MAKASSAR – Puluhan kader Himpunan Mahasiswa Islam (HMI) yang tergabung dalam Gerakan Bonto Lempangan 39 atau Botlem 39 menggelar aksi demonstrasi di depan Gedung DPRD Provinsi Sulawesi Selatan, Jumat, 9 Mei 2025.
Aksi ini merupakan respons terhadap insiden pembubaran paksa kegiatan Lapak Baca yang digelar HMI Cabang Makassar pada peringatan Hari Pendidikan Nasional, 2 Mei 2025 lalu.
Dalam orasinya, para demonstran menyatakan bahwa tindakan aparat kepolisian yang membubarkan kegiatan intelektual tersebut telah mencederai prinsip kebebasan berekspresi dan berpendapat yang dijamin oleh konstitusi.
Mereka menilai peristiwa itu bukan sekadar pembubaran biasa, melainkan bentuk nyata dari penyempitan ruang demokrasi di tengah masyarakat.
Puncak tuntutan massa aksi adalah permintaan kepada DPRD Provinsi Sulsel untuk segera merekomendasikan pencopotan Kapolrestabes Makassar kepada Komisi III DPR RI.
Dalam pernyataan sikapnya, HMI dan Botlem 39 menyebut bahwa tindakan represif aparat merupakan bentuk penyalahgunaan kewenangan yang tidak sejalan dengan semangat reformasi institusi kepolisian.

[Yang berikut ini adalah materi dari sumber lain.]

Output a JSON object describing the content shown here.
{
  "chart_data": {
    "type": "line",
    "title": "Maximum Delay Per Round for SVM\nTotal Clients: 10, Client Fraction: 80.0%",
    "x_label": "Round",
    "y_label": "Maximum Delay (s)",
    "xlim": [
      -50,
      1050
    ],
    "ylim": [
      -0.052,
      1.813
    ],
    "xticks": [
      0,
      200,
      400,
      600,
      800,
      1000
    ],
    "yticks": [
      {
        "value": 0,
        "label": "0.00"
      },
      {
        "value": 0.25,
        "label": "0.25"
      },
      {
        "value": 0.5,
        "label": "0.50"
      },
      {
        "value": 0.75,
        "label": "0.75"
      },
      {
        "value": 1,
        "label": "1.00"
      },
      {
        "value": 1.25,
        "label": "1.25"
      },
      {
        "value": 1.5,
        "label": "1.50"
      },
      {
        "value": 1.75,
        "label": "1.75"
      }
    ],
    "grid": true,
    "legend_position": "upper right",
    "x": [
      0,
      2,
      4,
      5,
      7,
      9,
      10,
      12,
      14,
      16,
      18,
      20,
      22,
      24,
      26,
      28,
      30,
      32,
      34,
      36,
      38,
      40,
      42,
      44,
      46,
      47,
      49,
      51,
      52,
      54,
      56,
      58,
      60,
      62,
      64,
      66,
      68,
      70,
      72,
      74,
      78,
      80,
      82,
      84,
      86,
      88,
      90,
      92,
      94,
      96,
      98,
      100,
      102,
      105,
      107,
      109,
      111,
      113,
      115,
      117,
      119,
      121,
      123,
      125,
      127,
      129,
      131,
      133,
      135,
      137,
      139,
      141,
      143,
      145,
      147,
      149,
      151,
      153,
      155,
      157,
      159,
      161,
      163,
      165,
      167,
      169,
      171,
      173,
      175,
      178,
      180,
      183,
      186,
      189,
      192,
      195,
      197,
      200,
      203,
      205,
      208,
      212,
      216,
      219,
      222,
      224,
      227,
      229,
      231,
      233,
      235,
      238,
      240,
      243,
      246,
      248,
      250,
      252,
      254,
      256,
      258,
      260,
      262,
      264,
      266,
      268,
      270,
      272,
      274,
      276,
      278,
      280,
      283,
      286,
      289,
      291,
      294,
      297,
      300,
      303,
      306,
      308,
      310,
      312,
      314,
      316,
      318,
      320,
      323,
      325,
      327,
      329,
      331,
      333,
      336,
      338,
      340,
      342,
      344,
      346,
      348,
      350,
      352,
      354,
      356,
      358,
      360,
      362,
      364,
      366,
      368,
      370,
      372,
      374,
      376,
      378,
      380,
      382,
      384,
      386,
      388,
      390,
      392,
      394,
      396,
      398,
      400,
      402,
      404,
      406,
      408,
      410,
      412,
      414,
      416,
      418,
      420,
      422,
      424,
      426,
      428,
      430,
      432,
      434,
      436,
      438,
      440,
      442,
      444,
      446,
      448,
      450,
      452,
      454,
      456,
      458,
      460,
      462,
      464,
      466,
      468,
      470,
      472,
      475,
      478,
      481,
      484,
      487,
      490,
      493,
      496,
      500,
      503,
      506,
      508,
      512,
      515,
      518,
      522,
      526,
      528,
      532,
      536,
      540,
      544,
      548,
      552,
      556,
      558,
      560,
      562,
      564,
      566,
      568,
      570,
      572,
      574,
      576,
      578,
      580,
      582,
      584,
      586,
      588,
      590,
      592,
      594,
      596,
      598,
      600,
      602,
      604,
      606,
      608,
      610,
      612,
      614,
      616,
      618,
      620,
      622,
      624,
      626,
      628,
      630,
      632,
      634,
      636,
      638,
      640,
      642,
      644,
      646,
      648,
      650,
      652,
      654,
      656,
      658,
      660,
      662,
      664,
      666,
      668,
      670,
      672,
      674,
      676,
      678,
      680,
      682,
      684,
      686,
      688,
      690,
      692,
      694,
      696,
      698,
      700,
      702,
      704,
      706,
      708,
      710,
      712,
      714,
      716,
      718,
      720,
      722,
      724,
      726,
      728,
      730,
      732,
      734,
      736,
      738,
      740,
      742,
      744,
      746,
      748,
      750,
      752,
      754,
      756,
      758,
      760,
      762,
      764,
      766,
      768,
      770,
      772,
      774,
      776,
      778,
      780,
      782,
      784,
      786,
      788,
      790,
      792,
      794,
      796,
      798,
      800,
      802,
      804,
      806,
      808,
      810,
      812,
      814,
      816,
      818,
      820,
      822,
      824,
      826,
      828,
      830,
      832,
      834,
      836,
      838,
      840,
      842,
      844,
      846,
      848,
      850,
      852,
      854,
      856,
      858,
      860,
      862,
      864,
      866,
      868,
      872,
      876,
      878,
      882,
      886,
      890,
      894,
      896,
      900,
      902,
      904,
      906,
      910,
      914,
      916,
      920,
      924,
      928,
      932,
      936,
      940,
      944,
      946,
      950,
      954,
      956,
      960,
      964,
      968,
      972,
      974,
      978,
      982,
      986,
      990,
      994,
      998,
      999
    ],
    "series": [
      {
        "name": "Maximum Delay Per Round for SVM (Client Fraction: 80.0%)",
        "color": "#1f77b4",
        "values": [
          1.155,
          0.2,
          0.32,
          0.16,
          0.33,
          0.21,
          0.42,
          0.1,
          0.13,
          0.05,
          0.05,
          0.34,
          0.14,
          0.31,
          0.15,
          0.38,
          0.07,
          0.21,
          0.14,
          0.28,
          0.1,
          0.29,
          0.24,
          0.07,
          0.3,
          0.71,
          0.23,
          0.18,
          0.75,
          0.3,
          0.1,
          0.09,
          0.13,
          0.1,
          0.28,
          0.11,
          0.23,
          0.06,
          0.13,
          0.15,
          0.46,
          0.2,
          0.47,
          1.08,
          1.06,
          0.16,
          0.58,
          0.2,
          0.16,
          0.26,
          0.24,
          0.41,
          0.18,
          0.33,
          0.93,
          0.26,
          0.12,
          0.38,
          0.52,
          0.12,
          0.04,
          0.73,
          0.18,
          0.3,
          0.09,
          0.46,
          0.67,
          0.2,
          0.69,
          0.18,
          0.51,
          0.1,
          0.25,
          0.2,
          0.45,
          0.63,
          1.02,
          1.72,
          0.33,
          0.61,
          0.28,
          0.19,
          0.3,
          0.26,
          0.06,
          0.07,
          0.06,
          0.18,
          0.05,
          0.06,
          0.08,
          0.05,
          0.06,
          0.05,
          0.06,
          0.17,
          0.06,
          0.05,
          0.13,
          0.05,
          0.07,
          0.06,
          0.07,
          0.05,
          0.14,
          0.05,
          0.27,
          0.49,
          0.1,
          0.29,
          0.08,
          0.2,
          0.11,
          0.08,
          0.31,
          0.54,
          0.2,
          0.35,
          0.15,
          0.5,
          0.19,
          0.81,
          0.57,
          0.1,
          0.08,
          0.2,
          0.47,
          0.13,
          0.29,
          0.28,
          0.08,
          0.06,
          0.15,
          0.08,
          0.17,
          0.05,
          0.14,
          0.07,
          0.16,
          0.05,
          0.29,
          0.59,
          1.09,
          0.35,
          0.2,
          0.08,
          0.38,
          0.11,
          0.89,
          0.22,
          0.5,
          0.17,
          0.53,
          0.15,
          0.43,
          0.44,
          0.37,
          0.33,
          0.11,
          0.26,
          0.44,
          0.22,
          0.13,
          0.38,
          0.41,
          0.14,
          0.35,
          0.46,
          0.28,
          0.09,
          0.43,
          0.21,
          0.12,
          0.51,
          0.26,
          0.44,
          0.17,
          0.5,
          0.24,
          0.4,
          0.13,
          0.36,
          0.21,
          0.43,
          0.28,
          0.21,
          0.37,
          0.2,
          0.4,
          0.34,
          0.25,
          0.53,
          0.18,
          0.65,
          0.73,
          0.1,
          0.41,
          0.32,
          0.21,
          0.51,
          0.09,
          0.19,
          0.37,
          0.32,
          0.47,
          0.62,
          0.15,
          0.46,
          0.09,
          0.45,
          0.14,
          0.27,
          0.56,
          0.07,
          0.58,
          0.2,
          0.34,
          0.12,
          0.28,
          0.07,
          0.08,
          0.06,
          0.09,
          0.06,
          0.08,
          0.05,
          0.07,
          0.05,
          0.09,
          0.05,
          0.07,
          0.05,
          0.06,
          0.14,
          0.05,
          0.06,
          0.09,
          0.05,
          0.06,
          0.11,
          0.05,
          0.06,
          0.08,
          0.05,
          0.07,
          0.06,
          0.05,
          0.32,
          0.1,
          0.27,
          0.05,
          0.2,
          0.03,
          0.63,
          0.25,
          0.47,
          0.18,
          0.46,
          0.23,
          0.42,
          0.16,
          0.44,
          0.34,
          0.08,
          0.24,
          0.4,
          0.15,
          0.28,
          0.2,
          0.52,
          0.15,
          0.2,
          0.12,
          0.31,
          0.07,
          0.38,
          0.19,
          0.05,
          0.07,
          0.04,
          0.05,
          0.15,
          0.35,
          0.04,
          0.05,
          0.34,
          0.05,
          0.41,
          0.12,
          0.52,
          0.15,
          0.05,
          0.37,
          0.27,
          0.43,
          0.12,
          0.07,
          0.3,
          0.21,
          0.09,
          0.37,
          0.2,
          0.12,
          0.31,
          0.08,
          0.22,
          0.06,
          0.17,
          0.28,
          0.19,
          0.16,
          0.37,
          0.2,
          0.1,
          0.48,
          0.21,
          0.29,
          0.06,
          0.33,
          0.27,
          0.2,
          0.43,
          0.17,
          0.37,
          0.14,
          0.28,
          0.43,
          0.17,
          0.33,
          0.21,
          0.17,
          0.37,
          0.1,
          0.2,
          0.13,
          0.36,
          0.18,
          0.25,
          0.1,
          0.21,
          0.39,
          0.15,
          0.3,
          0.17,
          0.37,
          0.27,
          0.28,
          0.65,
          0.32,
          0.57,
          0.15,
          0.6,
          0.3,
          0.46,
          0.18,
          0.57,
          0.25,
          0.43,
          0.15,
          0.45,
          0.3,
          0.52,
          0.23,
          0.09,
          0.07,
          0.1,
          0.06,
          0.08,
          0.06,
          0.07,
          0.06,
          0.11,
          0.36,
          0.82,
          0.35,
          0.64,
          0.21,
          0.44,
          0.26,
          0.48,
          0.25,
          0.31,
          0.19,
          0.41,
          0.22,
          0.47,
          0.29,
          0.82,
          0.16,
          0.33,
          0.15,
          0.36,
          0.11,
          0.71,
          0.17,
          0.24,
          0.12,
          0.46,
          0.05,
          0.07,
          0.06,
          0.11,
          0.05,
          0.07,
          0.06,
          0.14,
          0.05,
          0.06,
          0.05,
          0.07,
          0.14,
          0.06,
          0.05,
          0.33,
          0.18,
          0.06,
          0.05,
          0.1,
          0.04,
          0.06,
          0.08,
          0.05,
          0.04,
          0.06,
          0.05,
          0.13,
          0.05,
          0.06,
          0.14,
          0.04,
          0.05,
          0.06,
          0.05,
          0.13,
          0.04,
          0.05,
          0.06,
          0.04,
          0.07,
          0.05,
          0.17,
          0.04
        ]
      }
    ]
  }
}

“Kami minta DPRD Sulsel bersikap tegas. Kapolrestabes Makassar harus dicopot. Ini bukan soal siapa, ini soal bagaimana ruang-ruang kebebasan sipil kita semakin sempit,” ujar salah satu orator dari Botlem 39 dalam orasinya.
Mereka juga membawa sejumlah poster dan spanduk yang bertuliskan “Harga Mati Copot Kapolrestabes”, “Buku Lawan Peluru”, dan “Demokrasi Bukan Kriminal”.
Dalam dokumen yang diserahkan ke DPRD, HMI menyampaikan kronologi insiden pembubaran Lapak Baca.
Mereka menuding aparat menggunakan pendekatan intimidatif, merampas telepon genggam milik peserta aksi tanpa prosedur hukum yang jelas, dan mengeluarkan ucapan bernada ancaman.
“Insiden ini bukan hanya melukai semangat literasi, tapi juga mencoreng wajah institusi kepolisian. Mahasiswa tidak bisa dibiarkan terus-menerus ditekan seperti ini,” tegas salah satu juru bicara aksi.
BACA JUGA:
Demo HMI Desak Kapolda Sulsel Copot Kapolrestabes Makassar dan Kapolres Palopo
Lebih lanjut, mereka mengutip Peraturan Kapolri Nomor 8 Tahun 2009 tentang Implementasi Prinsip dan Standar HAM dalam Penyelenggaraan Tugas Polri, yang menyebut bahwa anggota kepolisian wajib menghormati dan melindungi hak asasi manusia dalam setiap tindakan.
Wakil Ketua DPRD Sulsel, Sufriadi Arif, yang menerima langsung massa aksi, menyatakan bahwa pihaknya akan segera menindaklanjuti tuntutan tersebut.
“Kami menerima aspirasi ini dan akan menyampaikannya ke tingkat pusat sesuai dengan kewenangan kami. Prinsip kebebasan berekspresi dan berkumpul secara damai adalah hak konstitusional warga negara,” kata Sufriadi di hadapan demonstran.
Ia juga menambahkan bahwa DPRD tidak akan tinggal diam jika ditemukan pelanggaran terhadap prinsip demokrasi dan hak asasi manusia.
Aksi ini berlangsung tertib dengan pengawalan ketat dari aparat keamanan.
Para peserta menutup aksinya dengan membacakan pernyataan sikap resmi dan menyatakan bahwa perjuangan mereka tidak akan berhenti sampai ada tanggung jawab dari pihak kepolisian.
“Kami akan terus bergerak. Ini bukan sekadar soal Lapak Baca, ini soal keberlangsungan demokrasi dan kebebasan intelektual di negeri ini,” pungkas juru bicara Botlem 39.
Pasca aksi, dukungan terhadap HMI dan Botlem 39 terus mengalir di media sosial. Tagar seperti #CopotKapolrestabes, #SaveLapakBaca, dan #Botlem39Bergerak sempat menjadi perbincangan hangat di kalangan mahasiswa, aktivis, dan pengamat sosial.
Peristiwa ini membuka kembali diskusi publik tentang perlunya reformasi kultural di tubuh kepolisian, khususnya terkait pendekatan terhadap kegiatan sipil yang damai dan sah secara hukum (*).